October 22, 2018 by Jessica Fitch

The EU Fertilizer Regulation is currently undergoing its first revision since 2003. The new draft regulation proposed to replace it was the first dossier under the EU’s new Circular Economy package.

The new regulation aims to bring more novel fertilizing products to market – particularly those containing nutrients or organic matter recycled from biowaste or other secondary raw materials – and facilitate their uptake and use. If adopted, the new regulation will establish the safety and quality requirements necessary for fertilizing products to be sold across all EU countries. It will thus replace 28 differing sets of rules with one, single, coherent set for the whole EU.

As you will know if you have read ECOFI’s other blog posts, organic-based fertilizers are exactly the kind of fertilizing product targeted by the new regulation because of their circular and resource-efficient nature.

ECOFI supports the regulation and is engaging in the negotiation process for adopting it into law at EU-level. However, certain outstanding issues do not make sense for organic-based fertilizers, which ECOFI would like to see corrected – see the brief summaries below.

REACH

Today, normal REACH requirements apply to fertilizers and other products, like cosmetics, which you apply to your skin, or even ingest.

  • The draft regulation proposes applying stricter requirements for fertilizers despite the fact that many fertilizers are already used safely under normal REACH requirements, and no scientific justification has been made of safety gains from increasing requirements.
  • Furthermore, the draft regulation does not maintain all the registration exemptions in the REACH regulation, notably exemptions in Annex V that exempt substances resulting from incidental interactions between components or that result from the normal functioning of products (for example, incidental reactions at the interface between mineral fertilizers and coatings, whether chelates or a layer of organic material).

ECOFI urges the European Council and  Parliament  to  reinstate  normal  registration  requirements  and  exemptions to avoid unnecessary disruption to supply chains

Contaminants

Human and environmental health and safety are of the utmost importance to ECOFI, and crucial to a well-functioning regulation. However, in the draft, contaminants are not always expressed in the most appropriate forms.

  • E.g.: Seaweed – an important component of some organic-based fertilizers and other fertilizing products – contains high levels of organic arsenic, but almost no inorganic arsenic. according to the Commission’s own work on the subject, only inorganic arsenic poses a threat to the environment and human health – organic arsenic is almost entirely harmless.
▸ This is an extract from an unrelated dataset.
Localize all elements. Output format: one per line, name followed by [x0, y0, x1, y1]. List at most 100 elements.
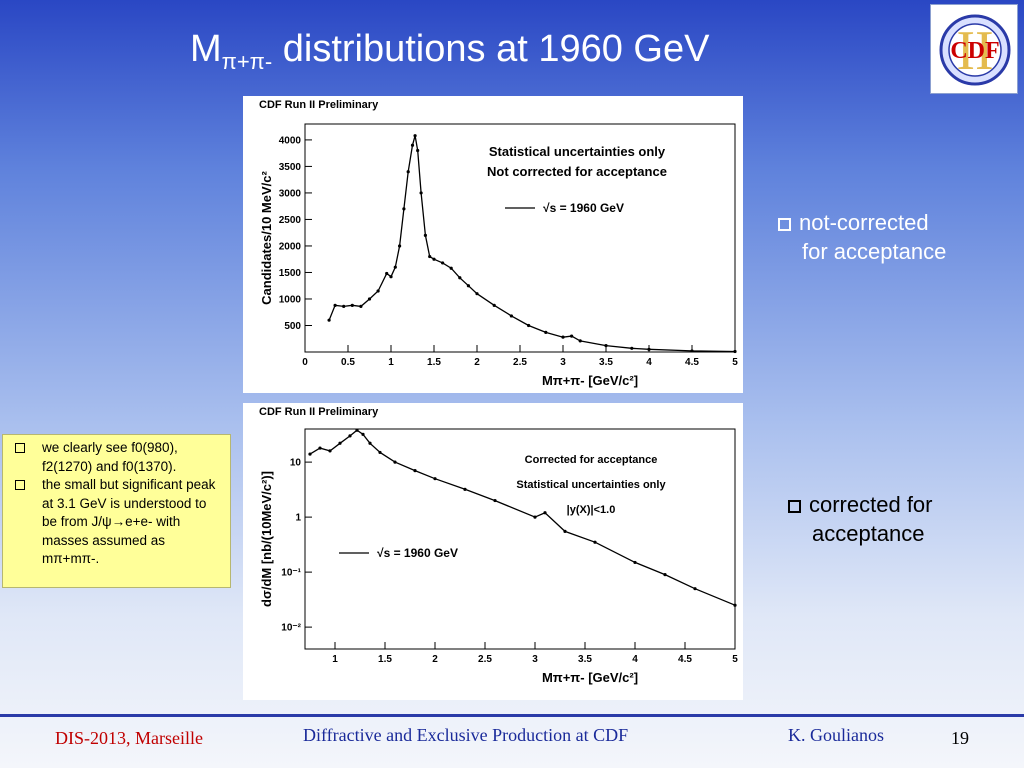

However, in the proposed regulation, arsenic is only expressed as ‘total arsenic’ without differentiation between its two forms.

ECOFI calls for appropriate distinctions and definitions so as not to exclude the use of valuable and safe component materials in organic-based fertilizers.

Out of scope

Not all ingredients in organic-based fertilizers fit easily into the categories outlined in the draft regulation.

  • For example, vegetable cakes are plant-based industrial by-products which may be treated with chemical solvents to extract oils and other desirable substances.
  • These cakes are used in organic-based fertilizers, but currently do not fit into the regulation anywhere. On the one hand, they don’t fit into the Component Material Category because of the residual amounts of solvents that they contain. On the other hand, they are excluded from the Component Materials Category for “virgin” materials because they are by-products.

It would be a missed opportunity if such by-products were to be wasted instead of being reused, and innovative, effective and safe products were to miss out on a CE-mark without valid reason.

Animal by-products

Currently, a wide range of animal by-products are safely used in organic-based fertilizers.

  • To enable their continued use, end-points must be defined and end-of-waste status attributed so that they can be incorporated into CE-marked products in future. This is crucial to both the organic-based fertilizer industry and to fostering a more circular economy.
  • This also refers back to the origins of the organic-based fertilizer industry: the ability to recycle nutrients and thus use them more efficiently.

ECOFI calls on end-points to be defined for animal by-products.

 

Despite the points that still need to be improved, ECOFI strongly supports the reasoning behind the regulation and the bulk of the dossier – and hopes to see its adoption in the coming months, even if some issues are still outstanding. ECOFI is convinced that progress can continue to be made on the regulation during revision, notably if appropriate powers of delegation are granted tot he European Commission to ensure that the regulation functions well and adapts to ongoing technical progress and the advancement of scientific knowledge on related issues.